Frank Herbert et L'Incident Jésus (08/03/2004)

Illustration de Tim White pour The Jesus Incident.

Incident Jésus.jpgJe me remets, doucement, sans ordre clairement défini, à la relecture de certains romans de science-fiction. Ainsi de Destination vide de Frank Herbert (dont la traduction correcte du titre devrait être, Destination : Vide), auteur (presque) toujours intéressant et diablement intelligent. Le personnage nommé Flatterie y apparaît comme une sorte de Deus ex machina que Nef emploiera comme démon personnel dans L’Incident Jésus. Pourtant, Destination vide n’a d’intérêt que par sa thématique, reprise d’ailleurs partiellement par Arthur C. Clarke dans 2001, l’Odyssée de l’espace: pour survivre dans l’espace, un équipage de clones doit faire parvenir l’intelligence artificielle qui contrôle son vaisseau au stade de la conscience. Comme toujours avec Herbert, l’homme doit se surpasser dans un environnement qui lui est profondément hostile, c’est là une des trames du cycle de Dune et même de Dosadi. Je viens aussi de terminer ma relecture de L’Incident Jésus, deuxième tome du Programme conscience qui a donc commencé par Destination vide.

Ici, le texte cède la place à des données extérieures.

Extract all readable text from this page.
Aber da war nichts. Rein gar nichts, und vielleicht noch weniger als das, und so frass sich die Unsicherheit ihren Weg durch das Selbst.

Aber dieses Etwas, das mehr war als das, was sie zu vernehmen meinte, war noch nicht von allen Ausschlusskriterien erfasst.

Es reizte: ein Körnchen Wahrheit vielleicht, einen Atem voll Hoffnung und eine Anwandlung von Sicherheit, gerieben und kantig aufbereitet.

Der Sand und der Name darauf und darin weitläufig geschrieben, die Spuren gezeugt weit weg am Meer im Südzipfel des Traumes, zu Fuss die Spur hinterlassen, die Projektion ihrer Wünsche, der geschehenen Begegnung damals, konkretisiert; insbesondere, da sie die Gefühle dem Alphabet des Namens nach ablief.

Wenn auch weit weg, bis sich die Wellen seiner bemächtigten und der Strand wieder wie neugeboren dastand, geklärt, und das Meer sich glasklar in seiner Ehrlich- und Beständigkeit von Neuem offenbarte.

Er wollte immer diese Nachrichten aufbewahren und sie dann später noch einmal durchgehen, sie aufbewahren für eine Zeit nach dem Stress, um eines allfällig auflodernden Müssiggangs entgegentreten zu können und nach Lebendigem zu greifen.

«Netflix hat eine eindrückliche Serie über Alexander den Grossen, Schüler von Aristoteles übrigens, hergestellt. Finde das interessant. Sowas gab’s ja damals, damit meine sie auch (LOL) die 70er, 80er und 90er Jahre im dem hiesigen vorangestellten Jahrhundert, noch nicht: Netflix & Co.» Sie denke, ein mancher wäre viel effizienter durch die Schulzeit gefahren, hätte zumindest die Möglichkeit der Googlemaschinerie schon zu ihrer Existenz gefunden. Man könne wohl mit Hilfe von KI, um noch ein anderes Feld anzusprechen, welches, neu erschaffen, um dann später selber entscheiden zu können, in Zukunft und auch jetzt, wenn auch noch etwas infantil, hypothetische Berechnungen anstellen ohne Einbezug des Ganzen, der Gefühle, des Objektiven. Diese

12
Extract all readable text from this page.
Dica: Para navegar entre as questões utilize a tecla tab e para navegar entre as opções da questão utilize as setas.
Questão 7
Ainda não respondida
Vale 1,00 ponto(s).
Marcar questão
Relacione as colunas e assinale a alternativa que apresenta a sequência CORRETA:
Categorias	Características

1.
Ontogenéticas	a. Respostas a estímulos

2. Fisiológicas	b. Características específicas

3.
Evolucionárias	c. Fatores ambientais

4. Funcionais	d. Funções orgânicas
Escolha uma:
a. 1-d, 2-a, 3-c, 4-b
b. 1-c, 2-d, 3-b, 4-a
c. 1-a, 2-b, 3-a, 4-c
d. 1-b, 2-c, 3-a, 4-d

Avec les romans d’Herbert, je ne puis guère me séparer d’une impression d’inachèvement comme c'est d’ailleurs le cas avec nombre d’écrivains de science-fiction tels que Silverberg, Simak, Ballard et surtout Dick, capable du meilleur comme du pire. Car enfin, quel sens donner à ce livre, mélange, pour l’intrigue, de Solaris (avec la créature omnisciente qu’est l’Avata, voir mon article) et de préoccupations métaphysiques (avec la très belle description du Golgotha, cœur secret du roman) ?
Je ne vois à vrai dire pas plus de lien entre l’exigence imposée aux clones par Nef de La vénefrer et l’épisode du Christ en croix : est-ce dire que toute religion véritable, pour se révéler, doit passer par le creuset du Mal absolu ? Est-ce cela, finalement si peu que cela ? Ou encore, l’humanité doit-elle apprendre à s’aimer avant d’aimer son Dieu ?
Le décor de L’Incident est cependant remarquable avec la réussite imaginative qu’est la planète Pandore (je me souviens de l’illustration de Tim White pour l’édition anglo-saxonne du livre), ses démons ainsi que ses expériences monstrueuses réalisées par des clones sur d’autres clones, même si les noces alchimiques entre le poète Panille et Waela, aux milieu des tentacules de l'Avata sont d’un ridicule consommé.
En tout cas, je n’ai plus le courage de relire le troisième tome du cycle, L’Effet Lazare qui ne m’avait d’ailleurs pas particulièrement marqué.
Alors ? Relire Dosadi, second volet de L’Étoile et le fouet ? Non : plutôt Dune et ses suites, jusqu’au dernier mystérieux tome, où Herbert, énigmatiquement, retrouve la vieille idée de l’apocalyptique juive selon laquelle doit demeurer, envers et contre tout, un Reste qui seul empêchera le monde de se dissoudre. Pourquoi la réapparition de ce motif dans le tapis alors que le cycle de Dune s’achevait, lui qui avait beaucoup emprunté à la Bible ?
Trouvé, absolument par hasard je le jure, dans le Bartleby et compagnie de Vila-Matas, cette phrase, à mettre en exergue d’un article sur Conrad et T. S. Eliot que je suis en train de rédiger : «Abruti par tous ces soleils noirs de la littérature, j’ai essayé il y a quelques instants de retrouver un peu mon équilibre entre le oui et le non, de remettre la main sur une raison d’écrire».